To send data into a design with `SpiMaster`, call `write()` or `write_nowait()`. Accepted data types are iterables of ints including lists, bytes, bytearrays, etc. Optionally, call wait() to wait for the transmit operation to complete. We can take a look at the data received back with `read()` or `read_nowait()`

```python
# TX/RX transaction example
spi_master.write_nowait(0xFFFF)
await spi_master.wait()
read_bytes = await spi_master.read()
print(read_bytes)

# we can alternatively call (which has equivalent functionality)
await spi_master.write(0xFFFF)
read_bytes = await spi_masetr.read()
```

#### Constructor Parameters
- `signals`: SpiSignal
- `config`: SpiConfig

#### Methods
- `write(data)`: send data (blocking)
- `write_nowait(data)`: send data (non-blocking)
- `read(count=-1)`: read count bytes from buffer, reading whole buffer by default (blocking)
- `read_nowait(count=-1)`: read count bytes from buffer, reading whole buffer by default (non-blocking)
- `count_tx()`: returns the number of items in the transmit queue
- `count_rx()`: returns the number of items in the receive queue
- `empty_tx()`: returns True if the transmit queue is empty
- `empty_rx()`: returns True if the receive queue is empty
- `idle()`: returns True if the transmit and receive buffers are empty
- `clear()`: drop all data in the queue

### SPI Slave

The `SpiSlaveBase` acts as an abstract class for a SPI Slave Endpoint.

To use this class, import it and inherit it.
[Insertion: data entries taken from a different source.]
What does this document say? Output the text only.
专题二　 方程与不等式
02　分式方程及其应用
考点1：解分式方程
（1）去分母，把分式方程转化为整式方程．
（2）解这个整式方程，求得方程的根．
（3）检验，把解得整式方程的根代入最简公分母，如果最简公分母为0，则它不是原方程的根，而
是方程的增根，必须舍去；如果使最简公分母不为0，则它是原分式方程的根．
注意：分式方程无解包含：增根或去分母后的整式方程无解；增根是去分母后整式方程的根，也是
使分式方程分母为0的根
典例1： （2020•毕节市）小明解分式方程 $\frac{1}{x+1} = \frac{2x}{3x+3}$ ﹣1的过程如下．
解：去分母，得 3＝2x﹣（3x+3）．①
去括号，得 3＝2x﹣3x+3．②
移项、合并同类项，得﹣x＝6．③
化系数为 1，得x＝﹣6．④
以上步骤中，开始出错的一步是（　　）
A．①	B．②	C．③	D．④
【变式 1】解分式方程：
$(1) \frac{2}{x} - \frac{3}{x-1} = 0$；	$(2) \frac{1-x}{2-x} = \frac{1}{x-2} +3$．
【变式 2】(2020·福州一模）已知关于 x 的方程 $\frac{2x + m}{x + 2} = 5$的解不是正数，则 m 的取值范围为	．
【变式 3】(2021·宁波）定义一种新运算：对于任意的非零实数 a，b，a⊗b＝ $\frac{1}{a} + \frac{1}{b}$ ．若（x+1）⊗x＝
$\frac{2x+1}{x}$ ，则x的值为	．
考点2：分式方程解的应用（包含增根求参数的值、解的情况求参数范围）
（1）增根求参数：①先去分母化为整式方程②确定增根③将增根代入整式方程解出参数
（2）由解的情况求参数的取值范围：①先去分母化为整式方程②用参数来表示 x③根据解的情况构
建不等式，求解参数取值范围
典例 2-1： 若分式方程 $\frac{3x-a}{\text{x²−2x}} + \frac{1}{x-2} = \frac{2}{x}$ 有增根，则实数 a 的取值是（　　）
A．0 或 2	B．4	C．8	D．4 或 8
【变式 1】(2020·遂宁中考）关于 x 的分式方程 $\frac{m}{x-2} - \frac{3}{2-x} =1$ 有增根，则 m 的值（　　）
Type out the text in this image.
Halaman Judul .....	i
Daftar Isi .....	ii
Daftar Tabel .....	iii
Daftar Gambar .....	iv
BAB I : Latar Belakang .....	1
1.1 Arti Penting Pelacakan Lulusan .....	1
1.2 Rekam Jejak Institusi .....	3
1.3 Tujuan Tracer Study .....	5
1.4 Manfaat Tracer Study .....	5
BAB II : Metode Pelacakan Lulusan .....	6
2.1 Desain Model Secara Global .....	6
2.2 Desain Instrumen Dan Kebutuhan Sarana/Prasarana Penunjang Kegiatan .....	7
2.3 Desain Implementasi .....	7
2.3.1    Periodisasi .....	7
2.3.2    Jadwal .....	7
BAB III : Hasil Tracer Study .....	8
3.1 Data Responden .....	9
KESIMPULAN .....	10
Then use the subclass as the slave and connect it to the dut.

```python
from cocotbext.spi import SpiMaster, SpiSignals, SpiConfig

class SimpleSpiSlave(SpiSlaveBase):
    def __init__(self, signals):
        self._config = SpiConfig()
        self.content = 0
        super().__init__(signals)

    async def get_content(self):
        await self.idle.wait()
        return self.content

    async def _transaction(self, frame_start, frame_end):
        await frame_start
        self.idle.clear()

        self.content = int(await self._shift(16, tx_word=(0xAAAA)))

        await frame_end

spi_signals = SpiSignals(
    sclk = dut.sclk,
    mosi = dut.mosi,
    miso = dut.miso,
    cs   = dut.ncs
)
spi_slave = SimpleSpiSlave(spi_signals)
```

#### Implementation

All SPI Slave Classes should:
- inherit the SpiSlaveBase class
- define `self._config` adjust the values for:
    - `word_width`
    - `cpha`
    - `cpol`
    - `msb_first`
    - `frame_spacing_ns`
- implement a `_transaction` coroutine
    - the coroutine should take 3 arguments, self, frame_start and frame_end
    - the coroutine should await frame_start at the transaction start, and frame_end when done.
        - frame_start and frame_end are Rising and Falling edges of the chip select based on the chip select polarity
    - when the coroutine receives a frame_start signal, it should clear the `self.idle` Event.
        - `self.idle` is automatically set when `_transaction` returns
- when implementing a method to read the class contents, make sure to await the `self.idle`, otherwise the data may not be up to date because the device is in the middle of a transaction.


#### Simulated Devices

This framework includes some SPI Slave devices built in. A list of supported devices can be found in `cocotbext/spi/devices` and are sorted by vendor.

To use these devices, you can simply import them.

```python
from cocotbext.spi.devices.TI import DRV8306

spi_signals = SpiSignals(
    sclk = dut.sclk,
    mosi = dut.mosi,
    miso = dut.miso,
    cs   = dut.ncs
)
spi_slave = DRV8306(spi_signals)
```

To submit a new device, make a pull request.